1 En toen Het het zevende zegel geopend had, werd er een stilzwijgen in den hemel, omtrent van een half uur.

2 En ik zag de zeven engelen, die voor God stonden; en hun werden zeven bazuinen gegeven.

3 En er kwam een andere engel, en stond aan het altaar, hebbende een gouden wierookvat; en hem werd veel reukwerks gegeven, opdat hij het met de gebeden aller heiligen zou leggen op het gouden altaar, dat voor den troon is.

4 En de rook des reukwerks, met de gebeden der heiligen, ging op van de hand des engels voor God.

5 En de engel nam het wierookvat, en vulde dat met het vuur des altaars, en wierp het op de aarde; en er geschiedden stemmen, en donderslagen, en bliksemen, en aardbeving.

6 En de zeven engelen, die de zeven bazuinen hadden, bereidden zich om te bazuinen.

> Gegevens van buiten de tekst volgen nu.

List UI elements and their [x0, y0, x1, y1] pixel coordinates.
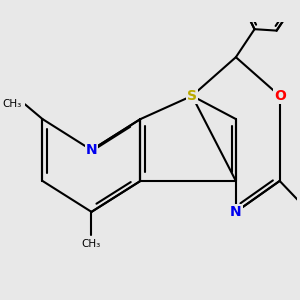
Text: N: N — [86, 143, 97, 157]
Text: CH₃: CH₃ — [2, 99, 22, 109]
Text: CH₃: CH₃ — [82, 239, 101, 249]
Text: S: S — [187, 89, 197, 103]
Text: N: N — [230, 205, 242, 219]
Text: O: O — [274, 89, 286, 103]
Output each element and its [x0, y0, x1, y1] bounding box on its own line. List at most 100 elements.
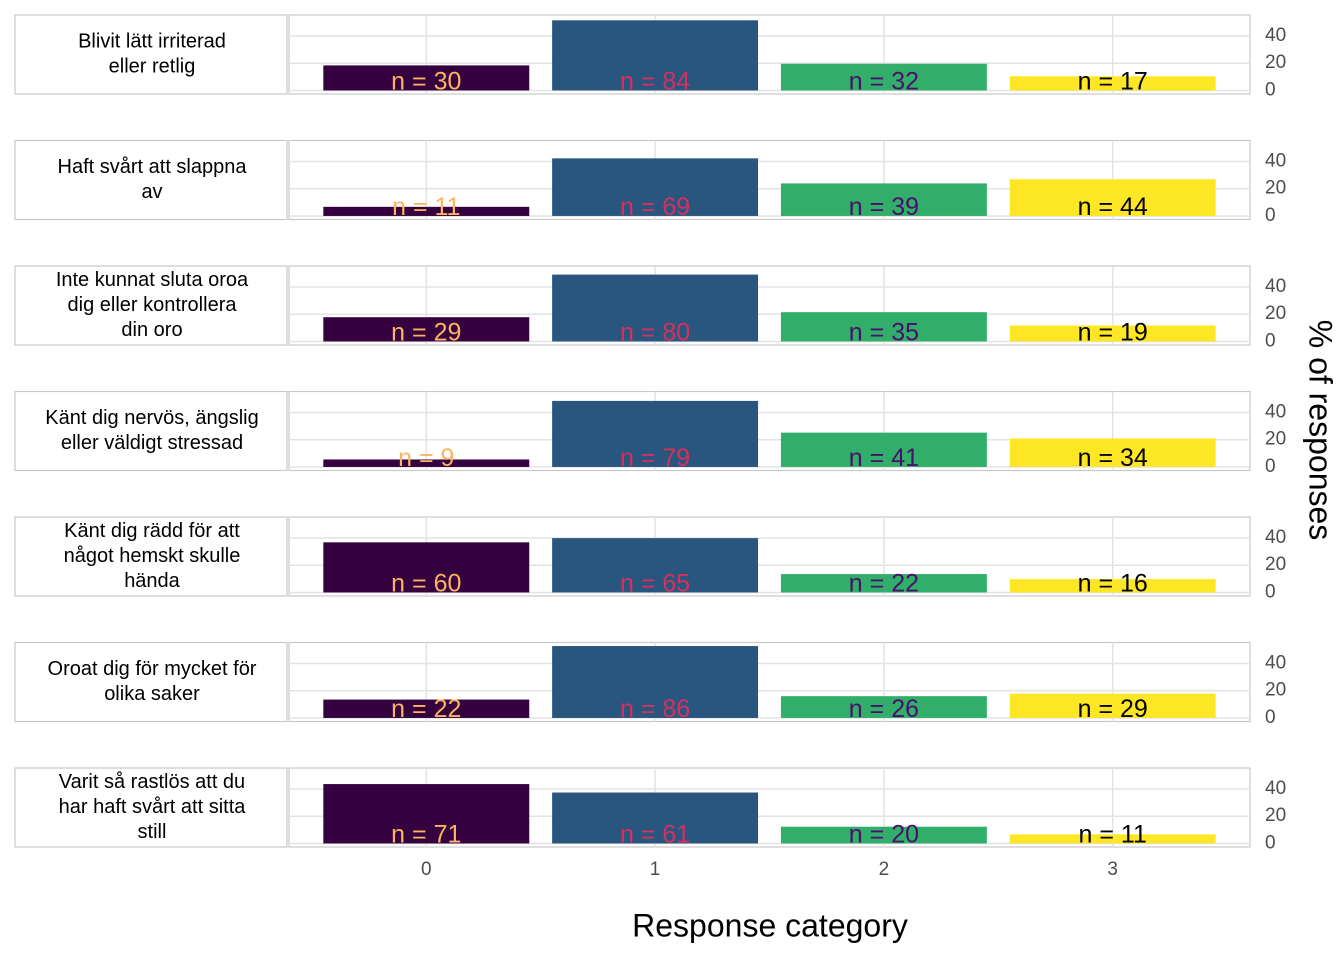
strip-box	[14, 516, 288, 597]
data-label: n = 29	[1078, 695, 1148, 723]
strip-label: något hemskt skulle	[64, 545, 241, 567]
strip-label: Känt dig nervös, ängslig	[45, 407, 258, 429]
y-tick-label: 20	[1265, 178, 1286, 199]
bar	[1009, 438, 1216, 467]
data-label: n = 30	[391, 68, 461, 96]
y-tick-label: 40	[1265, 527, 1286, 548]
data-label: n = 17	[1078, 68, 1148, 96]
y-tick-label: 0	[1265, 456, 1276, 477]
strip-box	[14, 139, 288, 221]
data-label: n = 71	[391, 821, 461, 849]
bar	[323, 459, 530, 467]
y-tick-label: 0	[1265, 79, 1276, 100]
bar	[323, 317, 530, 342]
strip-box	[14, 390, 288, 472]
x-axis-title: Response category	[632, 907, 908, 943]
data-label: n = 44	[1078, 193, 1148, 221]
data-label: n = 79	[620, 444, 690, 472]
y-tick-label: 0	[1265, 330, 1276, 351]
data-label: n = 86	[620, 695, 690, 723]
strip-label: olika saker	[104, 683, 200, 705]
bar	[780, 183, 987, 216]
y-tick-label: 20	[1265, 52, 1286, 73]
y-tick-label: 20	[1265, 554, 1286, 575]
data-label: n = 69	[620, 193, 690, 221]
y-tick-label: 40	[1265, 150, 1286, 171]
strip-label: still	[138, 821, 167, 843]
x-tick-label: 0	[421, 859, 432, 880]
data-label: n = 61	[620, 821, 690, 849]
strip-label: Inte kunnat sluta oroa	[56, 269, 249, 291]
bar	[552, 20, 759, 91]
strip-label: Känt dig rädd för att	[64, 520, 240, 542]
bar	[552, 274, 759, 342]
strip-label: Oroat dig för mycket för	[48, 658, 257, 680]
y-tick-label: 40	[1265, 778, 1286, 799]
strip-label: har haft svårt att sitta	[59, 796, 247, 818]
data-label: n = 22	[849, 570, 919, 598]
bar	[323, 206, 530, 216]
strip-label: hända	[124, 570, 180, 592]
strip-label: av	[141, 181, 162, 203]
data-label: n = 60	[391, 570, 461, 598]
data-label: n = 35	[849, 319, 919, 347]
y-axis-title: % of responses	[1303, 320, 1339, 541]
bar	[1009, 76, 1216, 91]
strip-box	[14, 265, 288, 346]
y-tick-label: 0	[1265, 707, 1276, 728]
y-tick-label: 40	[1265, 652, 1286, 673]
strip-box	[14, 14, 288, 95]
strip-label: dig eller kontrollera	[68, 294, 238, 316]
x-tick-label: 1	[650, 859, 661, 880]
bar	[1009, 693, 1216, 718]
x-tick-label: 3	[1107, 859, 1118, 880]
y-tick-label: 20	[1265, 303, 1286, 324]
y-tick-label: 40	[1265, 25, 1286, 46]
bar	[323, 65, 530, 91]
data-label: n = 16	[1078, 570, 1148, 598]
bar	[780, 826, 987, 844]
bar	[780, 312, 987, 342]
y-tick-label: 20	[1265, 680, 1286, 701]
data-label: n = 80	[620, 319, 690, 347]
strip-box	[14, 641, 288, 723]
strip-label: Varit så rastlös att du	[59, 771, 245, 793]
y-tick-label: 0	[1265, 581, 1276, 602]
data-label: n = 84	[620, 68, 690, 96]
bar	[552, 792, 759, 844]
bar	[323, 542, 530, 593]
y-tick-label: 0	[1265, 205, 1276, 226]
bar	[552, 400, 759, 467]
y-tick-label: 20	[1265, 805, 1286, 826]
bar	[780, 696, 987, 718]
y-tick-label: 0	[1265, 832, 1276, 853]
bar	[323, 784, 530, 844]
x-tick-label: 2	[879, 859, 890, 880]
data-label: n = 11	[392, 193, 460, 221]
bar	[1009, 325, 1216, 342]
bar	[1009, 834, 1216, 844]
strip-box	[14, 767, 288, 848]
data-label: n = 20	[849, 821, 919, 849]
data-label: n = 32	[849, 68, 919, 96]
y-tick-label: 40	[1265, 276, 1286, 297]
bar	[1009, 179, 1216, 216]
data-label: n = 11	[1079, 821, 1147, 849]
bar	[780, 574, 987, 593]
bar	[552, 158, 759, 216]
strip-label: Haft svårt att slappna	[58, 156, 248, 178]
bar	[780, 432, 987, 467]
y-tick-label: 40	[1265, 401, 1286, 422]
y-tick-label: 20	[1265, 429, 1286, 450]
data-label: n = 29	[391, 319, 461, 347]
strip-label: din oro	[121, 319, 182, 341]
data-label: n = 22	[391, 695, 461, 723]
data-label: n = 9	[398, 444, 454, 472]
data-label: n = 19	[1078, 319, 1148, 347]
bar	[1009, 579, 1216, 593]
bar	[780, 63, 987, 91]
bar	[552, 538, 759, 593]
data-label: n = 41	[849, 444, 919, 472]
strip-label: Blivit lätt irriterad	[78, 30, 226, 52]
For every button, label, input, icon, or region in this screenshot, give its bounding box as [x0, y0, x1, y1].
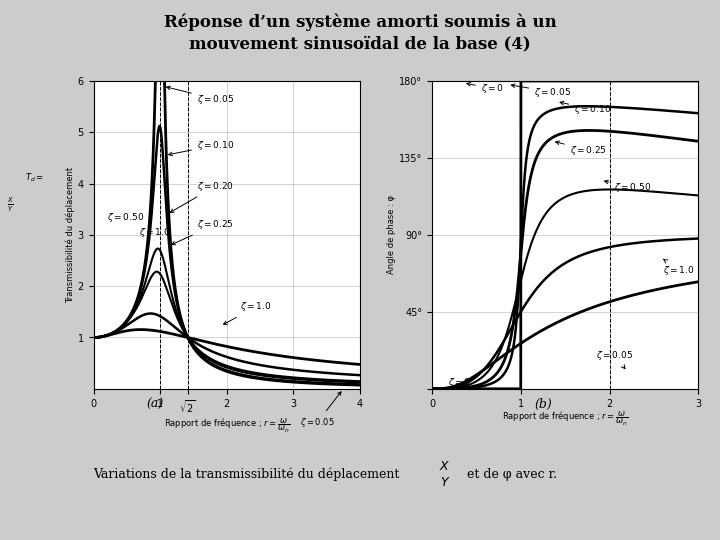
Text: $\zeta = 0.05$: $\zeta = 0.05$ — [300, 392, 341, 429]
Text: $\zeta = 1.0$: $\zeta = 1.0$ — [663, 259, 695, 276]
Text: $\zeta = 0.25$: $\zeta = 0.25$ — [171, 218, 233, 245]
Text: $\zeta = 0.10$: $\zeta = 0.10$ — [560, 102, 611, 116]
Text: $\zeta = 0.10$: $\zeta = 0.10$ — [168, 139, 234, 156]
Text: $\zeta = 0$: $\zeta = 0$ — [448, 375, 471, 388]
Text: $X$: $X$ — [439, 460, 451, 473]
Text: $T_d =$: $T_d =$ — [25, 172, 44, 185]
Text: $\zeta = 0.25$: $\zeta = 0.25$ — [556, 141, 606, 157]
Text: $\zeta = 0.05$: $\zeta = 0.05$ — [166, 86, 234, 105]
Text: (a): (a) — [146, 397, 163, 411]
Text: $\frac{X}{Y}$: $\frac{X}{Y}$ — [7, 196, 14, 214]
Text: $\zeta = 0.50$: $\zeta = 0.50$ — [605, 180, 652, 194]
Text: $\zeta = 0.20$: $\zeta = 0.20$ — [170, 180, 234, 212]
Y-axis label: Transmissibilité du déplacement: Transmissibilité du déplacement — [66, 167, 75, 303]
Text: $\zeta = 0$: $\zeta = 0$ — [467, 82, 504, 95]
Text: Réponse d’un système amorti soumis à un: Réponse d’un système amorti soumis à un — [163, 14, 557, 31]
Text: $\zeta = 0.05$: $\zeta = 0.05$ — [511, 84, 572, 99]
Text: $\zeta = 0.05$: $\zeta = 0.05$ — [596, 349, 634, 369]
X-axis label: Rapport de fréquence ; $r = \dfrac{\omega}{\omega_n}$: Rapport de fréquence ; $r = \dfrac{\omeg… — [502, 410, 629, 428]
Text: $\zeta = 1.0$: $\zeta = 1.0$ — [223, 300, 272, 325]
Text: $\zeta = 0.50$: $\zeta = 0.50$ — [107, 211, 144, 224]
X-axis label: Rapport de fréquence ; $r = \dfrac{\omega}{\omega_n}$: Rapport de fréquence ; $r = \dfrac{\omeg… — [163, 416, 290, 435]
Text: (b): (b) — [535, 397, 552, 411]
Y-axis label: Angle de phase : φ: Angle de phase : φ — [387, 195, 396, 274]
Text: mouvement sinusoïdal de la base (4): mouvement sinusoïdal de la base (4) — [189, 35, 531, 52]
Text: Variations de la transmissibilité du déplacement: Variations de la transmissibilité du dép… — [94, 468, 400, 481]
Text: et de φ avec r.: et de φ avec r. — [467, 468, 557, 481]
Text: $Y$: $Y$ — [440, 476, 450, 489]
Text: $\zeta = 1.0$: $\zeta = 1.0$ — [139, 226, 171, 239]
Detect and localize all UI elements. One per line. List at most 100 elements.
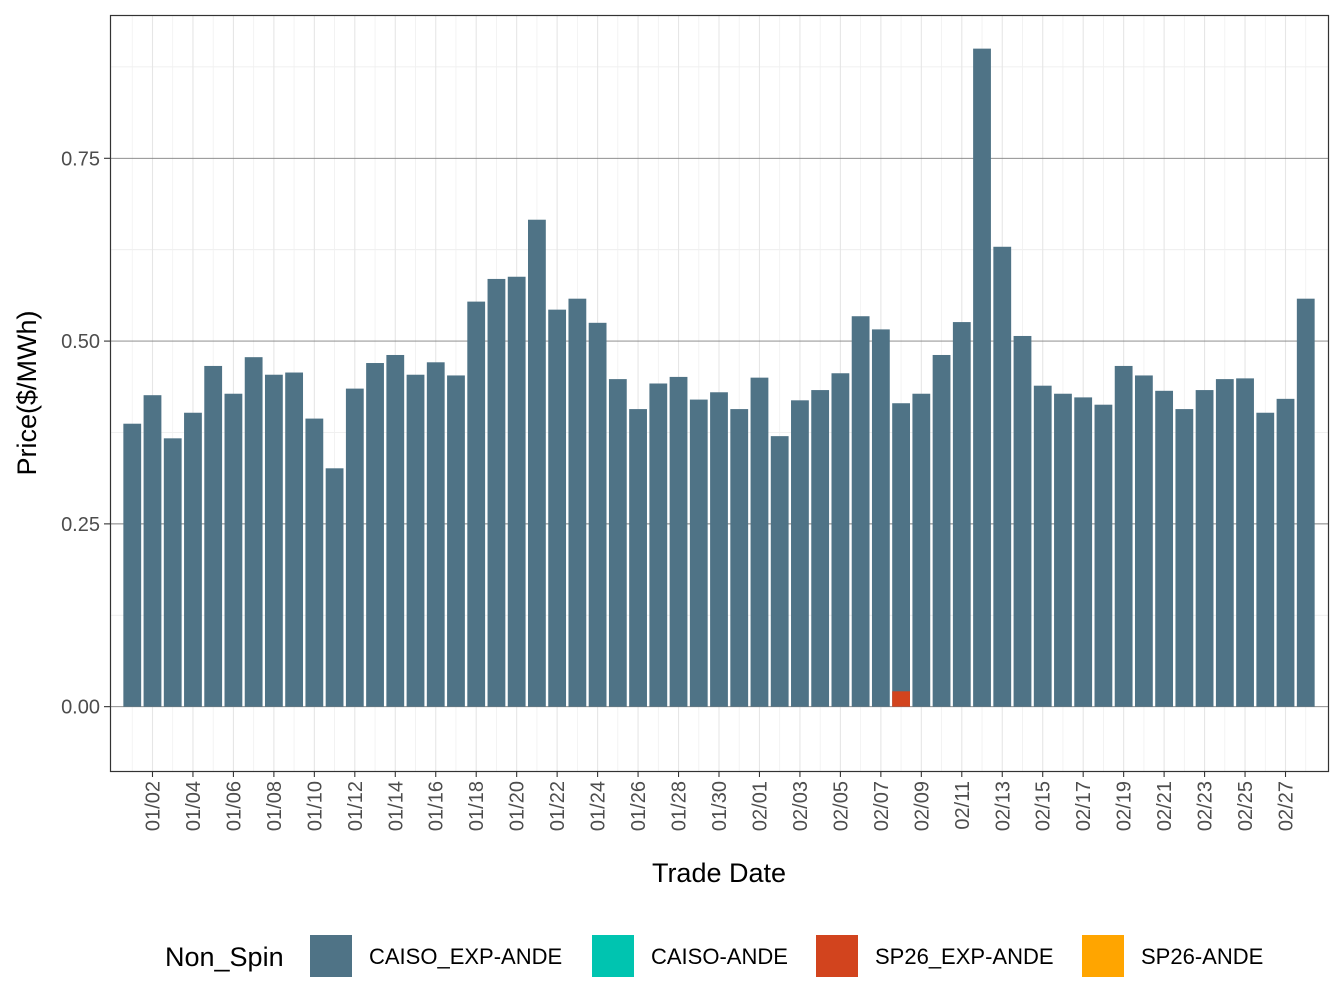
bar-caiso-exp-ande: [285, 372, 304, 707]
bar-caiso-exp-ande: [386, 354, 405, 707]
bar-caiso-exp-ande: [1195, 390, 1214, 707]
bar-caiso-exp-ande: [426, 362, 445, 707]
y-tick-label: 0.50: [61, 331, 100, 353]
bar-caiso-exp-ande: [1175, 409, 1194, 707]
bar-caiso-exp-ande: [1033, 385, 1052, 707]
bar-caiso-exp-ande: [548, 309, 567, 707]
bar-caiso-exp-ande: [588, 322, 607, 707]
bar-caiso-exp-ande: [1236, 378, 1254, 707]
x-tick-label: 01/12: [345, 781, 367, 831]
legend-key: [816, 935, 858, 977]
bar-caiso-exp-ande: [608, 379, 627, 707]
y-tick-label: 0.00: [61, 697, 100, 719]
x-tick-label: 01/26: [628, 781, 650, 831]
bar-caiso-exp-ande: [1013, 335, 1032, 707]
bar-caiso-exp-ande: [811, 390, 830, 707]
bar-caiso-exp-ande: [912, 393, 931, 707]
x-tick-label: 02/27: [1276, 781, 1298, 831]
bar-caiso-exp-ande: [750, 377, 769, 707]
x-tick-label: 01/06: [223, 781, 245, 831]
x-tick-label: 02/05: [830, 781, 852, 831]
legend-label: SP26_EXP-ANDE: [875, 944, 1054, 969]
bar-caiso-exp-ande: [366, 363, 384, 707]
bar-caiso-exp-ande: [467, 301, 486, 707]
x-tick-label: 02/03: [790, 781, 812, 831]
bar-caiso-exp-ande: [730, 409, 749, 707]
x-tick-label: 01/30: [709, 781, 731, 831]
bar-caiso-exp-ande: [447, 375, 465, 707]
legend-label: SP26-ANDE: [1141, 944, 1263, 969]
bar-caiso-exp-ande: [892, 403, 910, 707]
x-tick-label: 01/10: [304, 781, 326, 831]
bar-caiso-exp-ande: [669, 376, 688, 707]
bar-caiso-exp-ande: [1276, 398, 1295, 707]
bar-caiso-exp-ande: [123, 423, 142, 707]
x-tick-label: 02/01: [749, 781, 771, 831]
bar-caiso-exp-ande: [487, 278, 506, 707]
bar-caiso-exp-ande: [568, 298, 587, 707]
x-tick-label: 01/16: [426, 781, 448, 831]
y-axis: 0.00 0.25 0.50 0.75: [61, 148, 110, 719]
bar-caiso-exp-ande: [791, 400, 809, 707]
bar-caiso-exp-ande: [770, 436, 789, 707]
bar-caiso-exp-ande: [973, 48, 991, 707]
x-tick-label: 01/24: [588, 781, 610, 831]
x-tick-label: 02/11: [952, 781, 974, 830]
bar-caiso-exp-ande: [163, 438, 182, 707]
x-axis: 01/02 01/04 01/06 01/08 01/10 01/12 01/14 01/16…: [142, 771, 1298, 831]
bar-caiso-exp-ande: [649, 383, 668, 707]
bar-caiso-exp-ande: [1074, 397, 1093, 707]
bar-caiso-exp-ande: [184, 412, 202, 707]
bar-caiso-exp-ande: [710, 392, 728, 707]
bar-caiso-exp-ande: [1054, 393, 1072, 707]
bar-caiso-exp-ande: [1094, 404, 1113, 707]
bar-caiso-exp-ande: [629, 409, 647, 707]
bar-caiso-exp-ande: [305, 418, 324, 707]
x-axis-title: Trade Date: [652, 858, 786, 888]
bar-caiso-exp-ande: [1215, 379, 1234, 707]
legend-key: [310, 935, 352, 977]
legend-key: [1082, 935, 1124, 977]
y-axis-title: Price($/MWh): [12, 310, 42, 475]
x-tick-label: 02/15: [1033, 781, 1055, 831]
bar-caiso-exp-ande: [1256, 412, 1275, 707]
x-tick-label: 01/02: [142, 781, 164, 831]
x-tick-label: 02/25: [1235, 781, 1257, 831]
x-tick-label: 02/13: [992, 781, 1014, 831]
bar-caiso-exp-ande: [204, 365, 223, 707]
bar-caiso-exp-ande: [993, 246, 1012, 707]
bar-caiso-exp-ande: [932, 354, 951, 707]
bar-caiso-exp-ande: [325, 468, 344, 707]
x-tick-label: 02/21: [1154, 781, 1176, 831]
legend-title: Non_Spin: [165, 942, 284, 972]
y-tick-label: 0.75: [61, 148, 100, 170]
x-tick-label: 02/17: [1073, 781, 1095, 831]
bar-sp26-exp-ande: [892, 691, 910, 707]
x-tick-label: 01/18: [466, 781, 488, 831]
bar-caiso-exp-ande: [143, 395, 162, 707]
bar-caiso-exp-ande: [507, 276, 526, 707]
bar-caiso-exp-ande: [244, 357, 263, 707]
bar-caiso-exp-ande: [689, 399, 708, 707]
x-tick-label: 02/09: [911, 781, 933, 831]
x-tick-label: 02/23: [1195, 781, 1217, 831]
legend-label: CAISO_EXP-ANDE: [369, 944, 562, 969]
bar-caiso-exp-ande: [1134, 375, 1153, 707]
x-tick-label: 01/14: [385, 781, 407, 831]
legend: Non_Spin CAISO_EXP-ANDE CAISO-ANDE SP26_EX…: [165, 935, 1263, 977]
bar-caiso-exp-ande: [831, 373, 850, 707]
bar-caiso-exp-ande: [1114, 365, 1133, 707]
bar-caiso-exp-ande: [1155, 390, 1174, 707]
bar-caiso-exp-ande: [851, 316, 870, 707]
x-tick-label: 01/20: [507, 781, 529, 831]
bar-caiso-exp-ande: [264, 374, 283, 707]
bar-caiso-exp-ande: [1296, 298, 1315, 707]
bar-caiso-exp-ande: [406, 374, 425, 707]
bars: [123, 48, 1315, 707]
legend-key: [592, 935, 634, 977]
y-tick-label: 0.25: [61, 514, 100, 536]
bar-caiso-exp-ande: [528, 219, 546, 707]
legend-label: CAISO-ANDE: [651, 944, 788, 969]
bar-caiso-exp-ande: [345, 388, 364, 707]
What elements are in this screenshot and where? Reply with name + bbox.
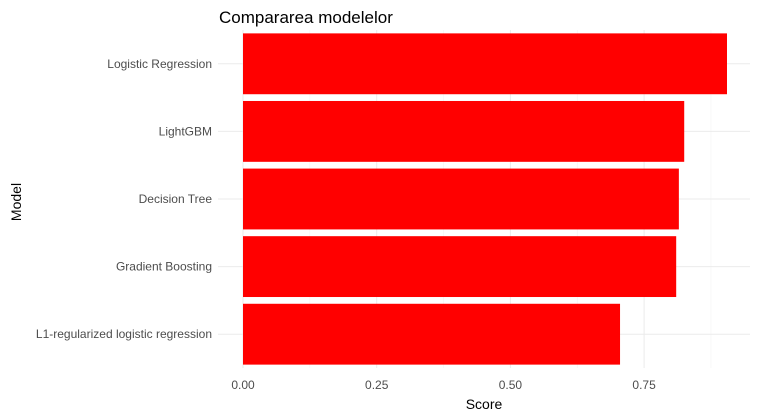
y-tick-label: Gradient Boosting [116,260,212,274]
x-axis-title: Score [466,396,503,412]
x-tick-label: 0.75 [632,378,656,392]
bar [243,303,621,365]
x-tick-labels: 0.00 0.25 0.50 0.75 [231,378,656,392]
bar [243,100,685,162]
bar [243,33,727,95]
y-axis-title: Model [8,183,24,221]
y-tick-labels: Logistic Regression LightGBM Decision Tree… [36,57,212,341]
y-tick-label: L1-regularized logistic regression [36,327,212,341]
x-tick-label: 0.00 [231,378,255,392]
bars [243,33,727,365]
chart-title: Compararea modelelor [219,8,393,27]
y-tick-label: LightGBM [159,124,212,138]
bar [243,236,677,298]
x-tick-label: 0.25 [365,378,389,392]
x-tick-label: 0.50 [499,378,523,392]
bar [243,168,679,230]
y-tick-label: Logistic Regression [107,57,212,71]
y-tick-label: Decision Tree [139,192,213,206]
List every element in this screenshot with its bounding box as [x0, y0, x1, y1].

7 En de eerste engel heeft gebazuind, en er is geworden hagel en vuur, gemengd met bloed, en zij zijn op de aarde geworpen; en het derde deel der bomen is verbrand, en al het groene gras is verbrand.

8 En de tweede engel heeft gebazuind, en er werd iets als een grote berg, van vuur brandende, in de zee geworpen; en het derde deel der zee is bloed geworden.

9 En het derde deel der schepselen in de zee, die leven hadden, is gestorven; en het derde deel der schepen is vergaan.

10 En de derde engel heeft gebazuind, en er is een grote ster, brandende als een fakkel, gevallen uit den hemel, en is gevallen op het derde deel der rivieren, en op de fonteinen der wateren.

11 En de naam der ster wordt genoemd Alsem; en het derde deel der wateren werd tot alsem; en vele mensen zijn gestorven van de wateren, want zij waren bitter geworden.

12 En de vierde engel heeft gebazuind, en het derde deel der zon werd geslagen, en het derde deel der maan, en het derde deel der sterren; opdat het derde deel derzelve zou verduisterd worden, en dat het derde deel van den dag niet zou lichten; en van den nacht desgelijks.

13 En ik zag, en ik hoorde een engel vliegen in het midden des hemels, zeggende met grote stem: Wee, wee, wee, dengenen, die op de aarde wonen, van de overige stemmen der bazuin der drie engelen, die nog bazuinen zullen.

1 Quand l'Agneau eut ouvert le septième sceau, il se fit un silence dans le ciel d'environ une demi-heure.

2 Et je vis les sept anges qui se tiennent devant Dieu, et on leur donna sept trompettes.

3 Et il vint un autre ange qui se tint près de l'autel, ayant un encensoir d'or, et on lui donna beaucoup de parfums pour les offrir, avec les prières de tous les saints, sur l'autel d'or, qui est devant le trône.

4 Et la fumée des parfums, avec les prières des saints, monta de la main de l'ange, devant Dieu.

5 Ensuite, l'ange prit l'encensoir et le remplit du feu de l'autel, et le jeta sur la terre; et il y eut des voix, des tonnerres, des éclairs, et un tremblement de terre.

6 Alors les sept anges, qui avaient les sept trompettes, se préparèrent à sonner des trompettes.

7 Et le premier ange sonna, et il y eut une grêle et du feu mêlés de sang, qui tombèrent sur la terre; et la troisième partie des arbres fut brûlée, et toute l'herbe verte fut brûlée.

8 Et le second ange sonna de la trompette, et comme une grande montagne tout en feu fut jetée dans la mer; et la troisième partie de la mer fut changée en sang.

9 Et la troisième partie des créatures qui étaient dans la mer, et qui avaient vie, mourut; et la troisième partie des navires périt.

10 Et le troisième ange sonna de la trompette, et il tomba du ciel une grande étoile, ardente comme un flambeau, et elle tomba sur la troisième partie des fleuves, et sur les sources des eaux.

11 Et le nom de l'étoile était Absinthe; et la troisième partie des eaux fut changée en absinthe; un grand nombre d'hommes moururent par les eaux, parce qu'elles étaient devenues amères.

12 Ensuite le quatrième ange sonna de la trompette; et la troisième partie du soleil fut frappée, ainsi que la troisième partie de la lune, et la troisième partie des étoiles, de sorte que la troisième partie en fut obscurcie, et que la troisième partie du jour perdit sa lumière, et la nuit de même.

13 Puis je vis et j'entendis un ange qui volait par le milieu du ciel, disant à haute voix: Malheur, malheur, malheur aux habitants de la terre, à cause du son des trompettes des trois anges qui doivent encore sonner!